Accuracy in fastai does not match the one with scikit learn


I’m using fastai to for a text classification problem. I have 45 different classes and at first look, fastai seems to be quite good after only 10 epochs achieving 84.99% accuracy.

epoch train_loss valid_loss accuracy precision recall time
0 0.608150 0.563250 0.836928 nan 0.836928 00:51
1 0.537336 0.555584 0.842027 nan 0.842027 00:56
2 0.494744 0.542400 0.848295 nan 0.848295 00:53
3 0.438984 0.545793 0.849888 nan 0.849888 00:55

First question, I’m using the Precision() metric offered by the metrics module. Tried both micro and macro and both give nan. Any ideas why that is? It’s not too important because for the purpose of this specific task (single label, no threshold), the precision will always be the same as accuracy, but I’m curious why this happens.

My bigger question is that if I run the following :

preds, y = learn.get_preds(ds_type=DatasetType.Valid, ordered=True)
y = torch.argmax(preds, dim=1)

and I then use scikitlearn to get the predictions with:

accuracy_score(np.array(y), valid[['categoryid']].values.flatten())

I get an accuracy of 0.54127 which is very far from the fastai one.
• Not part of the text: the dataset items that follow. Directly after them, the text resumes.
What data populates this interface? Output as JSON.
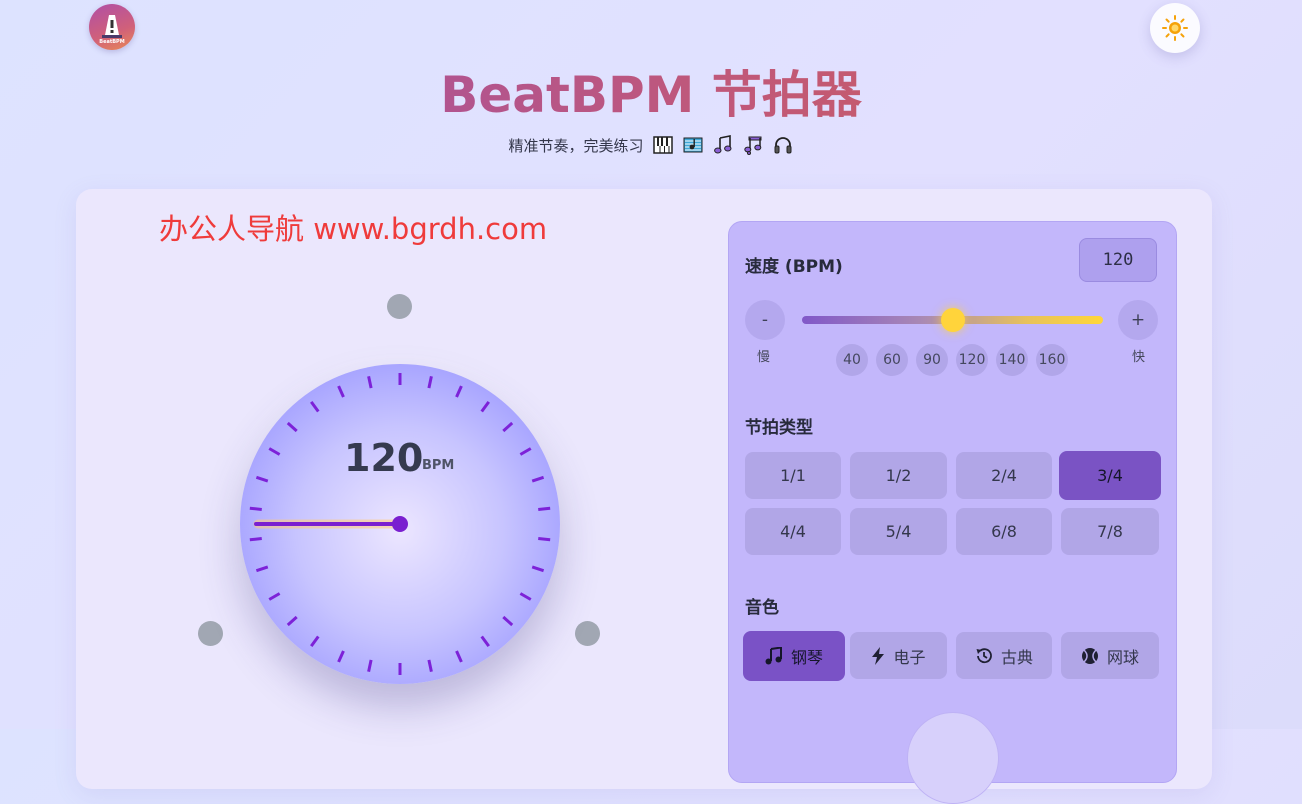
{
  "app": {
    "logo_caption": "BeatBPM",
    "title": "BeatBPM 节拍器",
    "subtitle": "精准节奏，完美练习",
    "subtitle_emojis": [
      "piano-icon",
      "musical-score-icon",
      "musical-note-icon",
      "musical-notes-icon",
      "headphones-icon"
    ]
  },
  "watermark": "办公人导航  www.bgrdh.com",
  "dial": {
    "bpm_value": "120",
    "bpm_unit": "BPM",
    "beats_per_bar": 3
  },
  "tempo": {
    "label": "速度 (BPM)",
    "value": "120",
    "min": 40,
    "max": 200,
    "decrease_label": "-",
    "increase_label": "+",
    "slow_label": "慢",
    "fast_label": "快",
    "presets": [
      "40",
      "60",
      "90",
      "120",
      "140",
      "160"
    ]
  },
  "time_signature": {
    "label": "节拍类型",
    "options": [
      "1/1",
      "1/2",
      "2/4",
      "3/4",
      "4/4",
      "5/4",
      "6/8",
      "7/8"
    ],
    "selected": "3/4"
  },
  "sound": {
    "label": "音色",
    "options": [
      {
        "label": "钢琴",
        "icon": "music-note-icon"
      },
      {
        "label": "电子",
        "icon": "lightning-icon"
      },
      {
        "label": "古典",
        "icon": "history-icon"
      },
      {
        "label": "网球",
        "icon": "tennis-ball-icon"
      }
    ],
    "selected": "钢琴"
  },
  "colors": {
    "accent": "#7a52c6",
    "panel": "#c3b7fb",
    "slider_thumb": "#ffd43b",
    "watermark": "#ef3b3b"
  }
}
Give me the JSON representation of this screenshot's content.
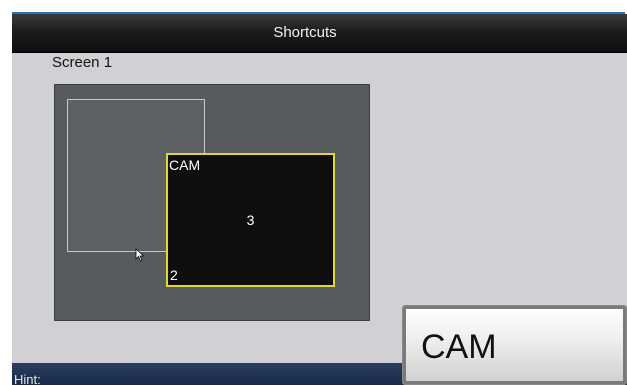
{
  "window": {
    "title": "Shortcuts"
  },
  "screen": {
    "label": "Screen 1"
  },
  "layout": {
    "selected_window": {
      "label": "CAM",
      "position": "3",
      "channel": "2"
    },
    "accent_color": "#e2d634"
  },
  "hint": {
    "label": "Hint:"
  },
  "button": {
    "label": "CAM"
  },
  "icons": {
    "cursor": "pointer-cursor-icon"
  }
}
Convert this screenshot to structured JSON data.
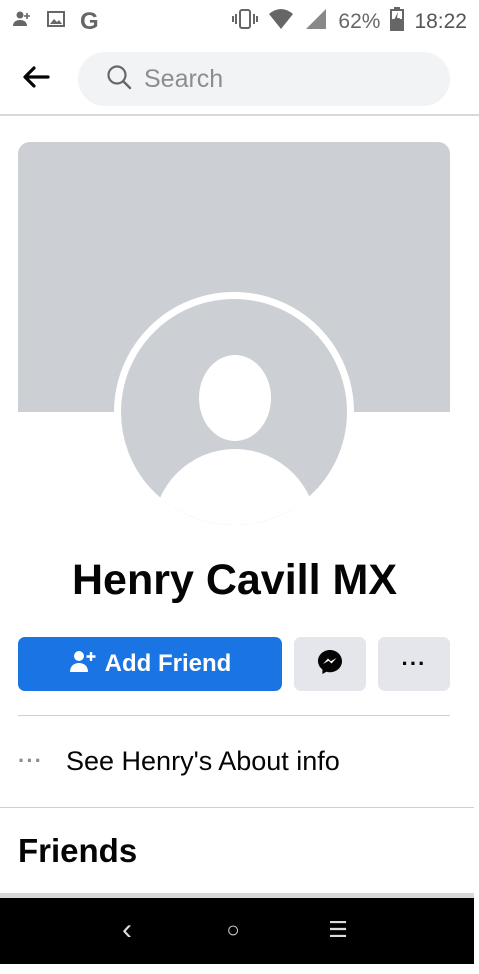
{
  "status": {
    "battery_percent": "62%",
    "time": "18:22",
    "google_glyph": "G"
  },
  "topbar": {
    "search_placeholder": "Search"
  },
  "profile": {
    "name": "Henry Cavill MX"
  },
  "actions": {
    "add_friend_label": "Add Friend",
    "more_label": "···"
  },
  "about": {
    "dots": "···",
    "label": "See Henry's About info"
  },
  "sections": {
    "friends_title": "Friends"
  },
  "nav": {
    "back": "‹",
    "home": "○",
    "recents": "☰"
  },
  "colors": {
    "accent": "#1b74e4",
    "cover": "#ccd0d5",
    "button_gray": "#e4e6eb"
  }
}
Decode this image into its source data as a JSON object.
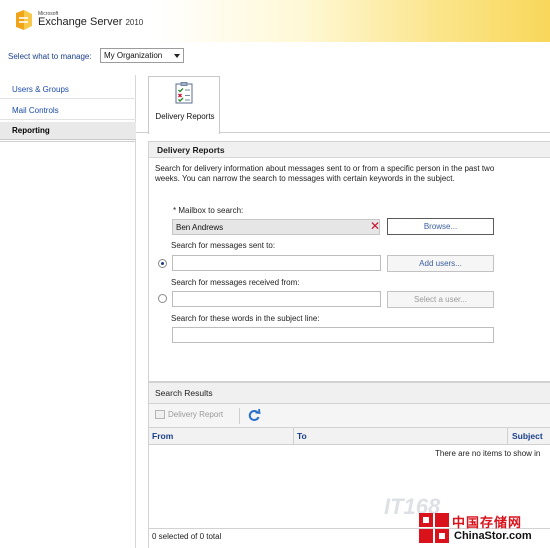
{
  "header": {
    "vendor": "Microsoft",
    "product": "Exchange Server",
    "version": "2010"
  },
  "manage": {
    "label": "Select what to manage:",
    "selected": "My Organization"
  },
  "sidebar": {
    "items": [
      {
        "label": "Users & Groups"
      },
      {
        "label": "Mail Controls"
      },
      {
        "label": "Reporting"
      }
    ]
  },
  "tabs": [
    {
      "label": "Delivery Reports"
    }
  ],
  "delivery": {
    "title": "Delivery Reports",
    "description": "Search for delivery information about messages sent to or from a specific person in the past two weeks. You can narrow the search to messages with certain keywords in the subject.",
    "mailbox_label": "* Mailbox to search:",
    "mailbox_value": "Ben Andrews",
    "browse_label": "Browse...",
    "sent_to_label": "Search for messages sent to:",
    "sent_to_value": "",
    "add_users_label": "Add users...",
    "received_from_label": "Search for messages received from:",
    "received_from_value": "",
    "select_user_label": "Select a user...",
    "subject_label": "Search for these words in the subject line:",
    "subject_value": ""
  },
  "results": {
    "title": "Search Results",
    "toolbar_delivery_report": "Delivery Report",
    "columns": [
      "From",
      "To",
      "Subject"
    ],
    "empty_text": "There are no items to show in",
    "status": "0 selected of 0 total"
  },
  "watermark": {
    "brand": "中国存储网",
    "site": "ChinaStor.com",
    "faint_text": "IT168"
  },
  "icons": {
    "logo": "exchange-logo-icon",
    "tab": "delivery-reports-icon",
    "clear": "clear-x-icon",
    "refresh": "refresh-icon"
  },
  "colors": {
    "link": "#1c4aa8",
    "accent_band": "#f8d75a",
    "error_x": "#c8102e",
    "watermark_red": "#d9121b"
  }
}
This problem has been bugging me for a while now and I can’t seem to find an explanation.

Morever, if I analyse the results given by fastai further, I get results that should match the 84.9% accuracy.

interp = TextClassificationInterpretation.from_learner(learn)
x = interp.most_confused()
s = 0
for i in x:
    s += i[2]
print("Total number of wrong classifications:", s)
acc = 1 - 1413/len(valid)
print("Accuracy based on this:", acc)

Prints out:

Total number of wrong classifications: 1413
Accuracy based on this: 0.8498884521406566

Any insights would be appreciated!

I experience a similar thing where the accuracy displayed during training is much different than accuracy measured afterwards. However, my accuracy during training is lower than afterwards (opposite if your situation), which I suspect is due to dropout not being disabled for the validation set. I’m not sure that this theory would explain your accuracy afterwards being lower though.

I feel like for my case there is some kind of shuffling going on but I forced ordered=True so I don’t understand what is happening…

@sgugger I never got an answer for this issue, do you mind having a look?

You are not using the same function, so you don’t get the same results. I have no idea what accuracy_score does in the non-obvious cases, what shapes your tensors are or what your problem is since you did not share how you created your data.

The fastai accuracy doesn’t match the scikit learn accuracy for multi-label classification problems. Here is a simple example:

preds = tensor([0.4, 0.6],
               [0.8, 0.7],
ys = tensor([1, 1],
            [1, 1],
accuracy_thresh(preds, ys, thresh=0.5, sigmoid=False)
>>> tensor(0.7500)

from sklearn.metrics import accuracy_score
accuracy_score(preds > 0.5, ys)
>>> 0.5

Scikit learn is treating the observations as wholly correct or incorrect with no score improvement for partial correctness as is the case for the first observation. I wasn’t able to replicate this for classification problems. Perhaps you could provide a sample of your data or a executable example.

I was doing single label multi-class classification so that was not really the issue. The accuracy for these tasks is usually straightforward and computed the same way everywhere.
However, I finally figured out what I was doing wrong.

I had a pandas dataframe that had three columns : text, category, and category_id, where category was a string that represented the class of the input whereas category_id was an integer also representing the class (had values between 0 and 44 since I have 45 different classes).

The problem was that I was training on the textual category targets and using the scikit learn accuracy to compare the predictions with the category_id column (because I didn’t know how to map the integer predictions that get_preds() outputs back into category_id strings). I guess fastai’s numericalization of labels was not the same as the original class mappings I had. Some mapping were the same but not all of them, which is why I don’t get a random accuracy but neither do I get same as the fastai accuracy.

Suppose I was only working with textual labels, and I hadn’t done my own mapping of the textual labels column: is there a method that can reverse the mapping (of string labels to integer labels) that I get when calling preds, y = learn.get_preds(ds_type=DatasetType.Valid)? Something similar to the inverse_transform() method of scikit’s LabelEncoder?

You can get the class to index mapping from You could use this dictionary to reverse the label mapping, I’m not aware of any helper methods.

1 Like

Thanks, that’s what I was looking for!